Face it, creationism is a christian belief, which is fine in a christian school teaching christianity, but its not OK in a public school.
Really? Wish to share the proof behid that? Darwin came to the conclusion that evolution was wrong? Pray tell, I want to know about that, please teach us all about that.
The idea proposed initially by Lynn Margulis of how eukaryotes came to exist was that a large anaerobic bacterium engulfed a smaller aerobic bacterium. The aerobic bacterium was capable of converting the energy in reduced carbon compounds to ATP at a much higher rate than anaerobic bacterium. So the larger bacterium got the benefit of much more energy for each molecule (sugar, typically) that it "ate." The smaller bacterium got the benefit of protection from predators. This was a mutually beneficial relationship and not parasitism.
And I don't think that endosymbiosis (mitochondrion/chloroplasts/protonuclei) leads to necessarily a separate species initially, but only because it is incredibly hard to define "species" in the absence of sexual reproduction. Essentially, each separate bacterium (and there are something like 5x10^30 bacteria in the world) forms its own "species," as there is reproductive isolation between each bacterium.

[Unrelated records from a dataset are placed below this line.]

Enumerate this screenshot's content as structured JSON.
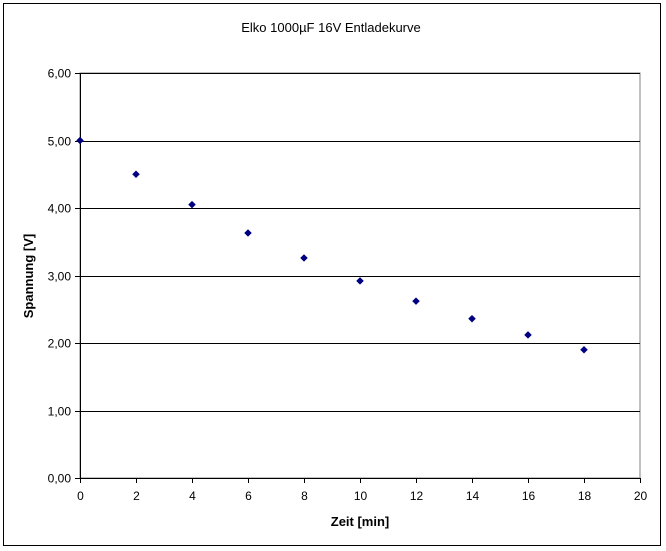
{
  "chart_data": {
    "type": "scatter",
    "title": "Elko 1000µF 16V Entladekurve",
    "xlabel": "Zeit [min]",
    "ylabel": "Spannung [V]",
    "xlim": [
      0,
      20
    ],
    "ylim": [
      0,
      6
    ],
    "x_ticks": [
      "0",
      "2",
      "4",
      "6",
      "8",
      "10",
      "12",
      "14",
      "16",
      "18",
      "20"
    ],
    "y_ticks": [
      "0,00",
      "1,00",
      "2,00",
      "3,00",
      "4,00",
      "5,00",
      "6,00"
    ],
    "grid": "horizontal major gridlines",
    "legend": "none",
    "marker": "diamond",
    "marker_color": "#000080",
    "series": [
      {
        "x": [
          0,
          2,
          4,
          6,
          8,
          10,
          12,
          14,
          16,
          18
        ],
        "y": [
          5.0,
          4.5,
          4.05,
          3.63,
          3.26,
          2.92,
          2.62,
          2.36,
          2.12,
          1.9
        ]
      }
    ]
  }
}
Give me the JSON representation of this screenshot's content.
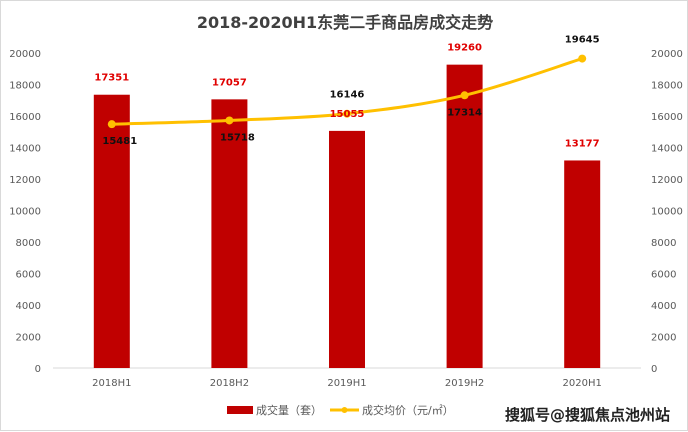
{
  "chart_data": {
    "type": "bar+line",
    "title": "2018-2020H1东莞二手商品房成交走势",
    "categories": [
      "2018H1",
      "2018H2",
      "2019H1",
      "2019H2",
      "2020H1"
    ],
    "series": [
      {
        "name": "成交量（套）",
        "type": "bar",
        "axis": "left",
        "values": [
          17351,
          17057,
          15055,
          19260,
          13177
        ],
        "color": "#c00000",
        "label_color": "#e00000"
      },
      {
        "name": "成交均价（元/㎡）",
        "type": "line",
        "axis": "right",
        "smooth": true,
        "values": [
          15481,
          15718,
          16146,
          17314,
          19645
        ],
        "color": "#ffc000",
        "label_color": "#111111"
      }
    ],
    "ylim": [
      0,
      20000
    ],
    "y2lim": [
      0,
      20000
    ],
    "yticks": [
      0,
      2000,
      4000,
      6000,
      8000,
      10000,
      12000,
      14000,
      16000,
      18000,
      20000
    ],
    "grid": false,
    "legend": "bottom"
  },
  "watermark": "搜狐号@搜狐焦点池州站"
}
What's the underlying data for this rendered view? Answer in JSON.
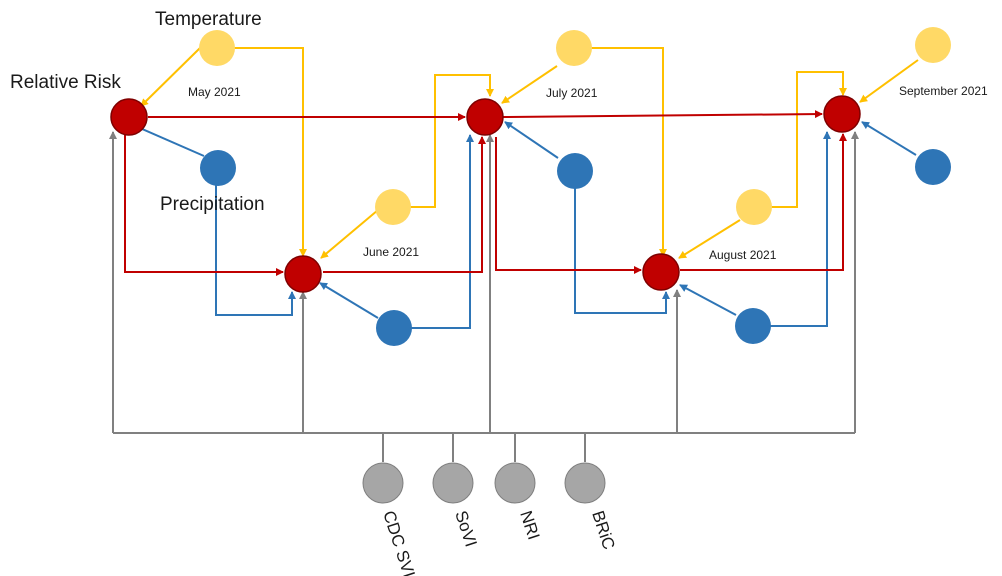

Also, maybe you would like to define "eukaryote", because I am not entirely sure why you think that you are not a eukaryote.
You mean the Cincinnatti airport that is in KY?
LOL I used to live in No. Ky.
Why couldn't it all have been created in ten seconds?
Yeah, that one...:-)
As it should be
Especially the fantasy that we evolved from a single cell and that we are related to oak trees.
While foreign media and science critics have mostly come to snigger at exhibits explaining how baby dinosaurs fit on Noah's ArkBaby dinos in Noah's Ark? Pardon me while I snigger.
"I don't think it's going to be forcing any viewpoint on them, but challenging them to think critically about their evolutionary views," said Manto, who studied classical sculpture...I guess it was during her studies of classical sculpture that she learned to think critically about evolution.
-actually the facts I just posted about the amazing dna code very much supports creation theory. --
You posted no facts. DNA supports evolution.
Looy is upfront about the museum's mission: to share the Gospel of Jesus Christ with nonbelievers.Question for those who actually know something about the Gospel of Jesus Christ (a group which, I suspect, does not include Looy):
Did Jesus Christ personally preach anything specific about the age of the earth? If You claim He did, please cite chapter and verse. And don't embarrass Yourself by citing vague generalities. If He really didn't mention the subject (which I suspect is the case, although I admit I don't know), please be Man or Woman enough to admit it.